Ohne zu verraten, vor wie langer Zeit die Bilder bereits aufgenommen worden waren, erklärte er Remrath in einfachen Worten die Funktionsweise des Aufklärungsflugzeugs der Rhabwar und fing an, die Fotos vor dem Chefkoch auszubreiten. Sie waren vergrößert und von der Schärfe und dem Kontrast her verbessert worden und zeigten sämtliche Einzelheiten der fünf erjagten Tiere, die an ihren Stricken zerrten, und jede Falte in den zusammengenähten Häuten, mit denen die Trage bedeckt war, die von sechs Wemarern geschleppt wurde. Da es den ganzen Tag über stark bewölkt gewesen war, hatten die Jäger die Kapuzen und Umhänge zum Schutz gegen die Sonne zurückgebunden, so daß man jedes einzelne Gesicht deutlich erkennen konnte. Selbst für Gurronsevas war die Schärfe der Fotos beeindruckend.

„Vielleicht treffen sie später als erwartet ein, weil sie fünf Tiere gefangen und eine schwere Trage zu schleppen haben“, führ er begeistert fort. „All das können Sie selbst so deutlich sehen, daß Sie bestimmt auch Ihre Freunde erkennen werden. Ich habe zwar keine Ahnung, mit wieviel Beute die Jäger normalerweise zurückkehren, aber ich glaube, ich weiß, was ein großer Fang ist.“

„Sie wissen überhaupt nichts, Gurronsevas“, widersprach Remrath mit sehr leiser Stimme. „Das ist kein großer Fang.

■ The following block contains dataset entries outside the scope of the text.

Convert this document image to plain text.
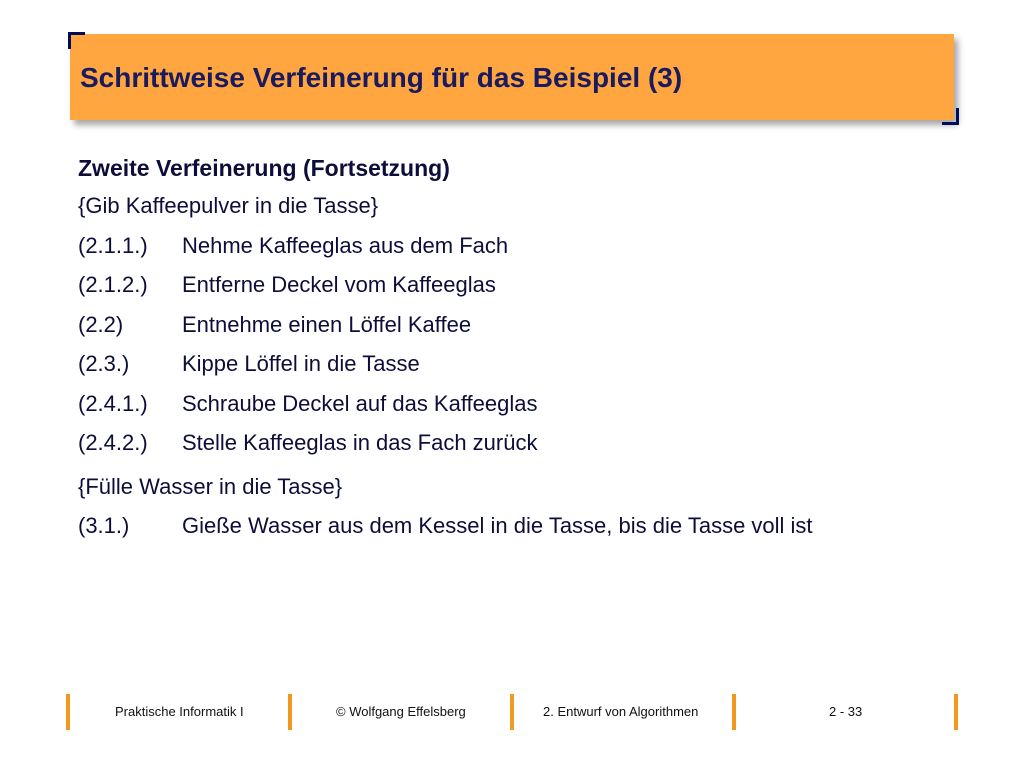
Schrittweise Verfeinerung für das Beispiel (3)
Zweite Verfeinerung (Fortsetzung)
{Gib Kaffeepulver in die Tasse}
(2.1.1.) Nehme Kaffeeglas aus dem Fach
(2.1.2.) Entferne Deckel vom Kaffeeglas
(2.2)	Entnehme einen Löffel Kaffee
(2.3.) Kippe Löffel in die Tasse
(2.4.1.) Schraube Deckel auf das Kaffeeglas
(2.4.2.) Stelle Kaffeeglas in das Fach zurück
{Fülle Wasser in die Tasse}
(3.1.) Gieße Wasser aus dem Kessel in die Tasse, bis die Tasse voll ist
Praktische Informatik I	© Wolfgang Effelsberg	2. Entwurf von Algorithmen	2 - 33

Die Jäger sollten nicht gemächlich gehen, sondern laufen und springen, damit die toten kleinen Tiere in den Tornistern nicht vor dem Eintreffen bei der Mine verdorben sind, und statt fünf mageren Twasachjungen mehr als zwanzig große Crellan und fette, ausgewachsene Twasachs hinter sich herziehen. Aber viele der Tornister sind leer, und einen aus ihrer Gruppe schleppen sie auf der Trage mit sich, was bedeutet, daß einer der Jäger verletzt worden oder gar tot ist oder im Sterben liegt.“

„Das tut mir leid“, sagte Gurronsevas. „Wissen Sie, um wen es sich dabei.? Ist es ein Freund von Ihnen?“

Kaum hatte Gurronsevas die Frage ausgesprochen, wußte er, daß sie überflüssig gewesen war. Alle Gesichter auf den Fotos waren nämlich derart scharf und deutlich, daß Remrath den verletzten Wemarer einfach durch negative Auslese identifizieren konnte.

„Es ist Creethar, ihr Anführer“, antwortete Remrath mit noch leiserer Stimme. „Ein äußerst mutiger, einfallsreicher und beliebter Jäger. Creethar ist mein jüngster Sohn.“

27. Kapitel

Tawsar stand dem Vorhaben zwar ablehnend gegenüber, hatte aber Mitleid, und Remrath war unnachgiebig, was bedeutete, daß der Chefkoch als Sieger aus der Auseinandersetzung hervorging. Doch auch so dauerte es noch drei Stunden, bevor die Rhabwar mit Remrath an Bord zu jener Sorte von Einsatz starten konnte, für den sie eigens gebaut worden war.